Choosing the right language for the project is like selecting a president. You have to understand that you are not able to change your mind whenever you want to and have to deal with consequences of your choice for a significant amount of time. Sometimes you already know the answer, since a language of choice has to be compatible with certain libraries and applications. However, there are cases when you cannot tell for sure what language is better to use, especially if you have already excluded Java, for example, and have to choose between C++ and C#. It is not that easy, since they are similar at the core. The very fact that C# is more popular now for desktop and web applications does not mean you have to opt for it. You should focus on their differences and compare them based on your project’s requirements.
1. The speed of software development
With C#, you can get a product prototype faster. The speed of software development on # is much higher in the early stages of a project when comparing to C++. However, when the project infrastructure has been created, you have collected libraries and decided on approaches, C++ gives you the same speed. With that in mind, we can conclude that C# is preferable for small low-budget projects. But if you work on a bigger project, C#'s advantage in speed is not significant.

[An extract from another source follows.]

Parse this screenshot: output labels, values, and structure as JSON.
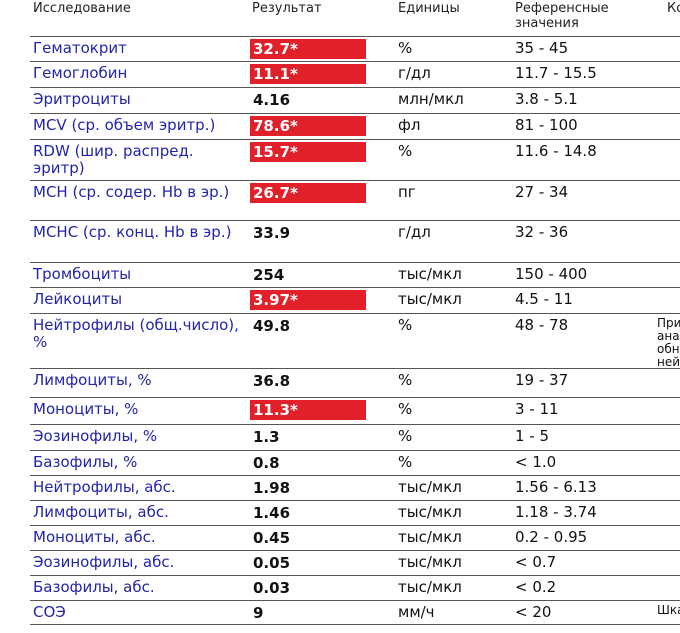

2. Cross-platform applications
C++ applications are cross-platform if we do not take into account additional expenses and binary incompatibility between different platforms. On the other hand, with C# you cannot create cross-platform code despite existing unofficial .NET implementations for non-Windows environments and potential binary compatibility. Meanwhile, C++ is great for creating cross-platform apps; there are a lot of C++ libraries that are either compiled or can be compiled for any existing platform.
3. Code performance
It is obvious that unmanaged C++ code can be optimized more easily than the managed one written in C#. It can be concluded that C++ would be the first choice for difficult tasks where a large amount of data is proceeded, since it provides you with a possibility to solve any issues with less resource requirements. That results in a higher performance level. Of course, we should not forget that a wrong approach can nullify C++ code advantages and make it work slower comparing to C# code written for the same task.
4. Resource requirements
In general, it is easier to create a nice, efficient and concise piece of code in C#. However, it does not mean that C++ code is always cumbersome. You just need to be more creative while writing the latter. And it often pays off, since with it you can be more flexible and have a direct access to the memory. It means you can break the hurdles on your way to higher performance and also create applications that run equally well on old and new computers. It is very important, since hardware is not upgrading as quickly as we would like it to. That is why we have to focus on optimizing applications in such a way so the system requirements do not scare off potential users. I personally do not want to buy a new laptop every year just to get a slightly upgrade in CPU and RAM. It must be enough to give my Mac a little tune-up, add some memory and that is it for the next 3 years or more. I am sure that the vast majority of people are also not willing to overinvest.
5. Code debugging
That is where C# runs the show. Code debugging is much easier with it, and you can say no to annoying errors caused by #defines. Moreover, C# IDEs support automatic refactoring, which definitely makes our life easier. Besides, Visual C# also underlines syntax and semantic errors the moment you make them.
6. Language and syntax
At first glance, C++ and C# code look similar. However, C++ is C, C++ and C++0x at the same time, while C# is just C#. Since the latter is like a simplified version of C++, it has its own weak and strong points. For instance, C# code looks more concise, but it lacks const methods and global functions.
7. Cost of support
There is no big difference in supporting C++ and C# applications. It is cheaper to refactor C# applications, but in the same time, bugs in C# code are more difficult to get rid of, so they cost you more.
C++ is more universal, and thus, less risky to use, since it does not require from you to stick to the Windows environment. Moreover, this programming language gives less chance for the bad code - it will hardly "survive" to cause unexpected problems in the future.
As we can see, it is impossible to decide on what language is better or worse. It depends on a project. Generally speaking, C++ is your choice if you develop applications that will be used for scientific research, for example, while C# is good for business apps.
I also assume that C++ will soon become as popular as C#, since it can extend applications' "lifespan" and make them more universal from the beginning.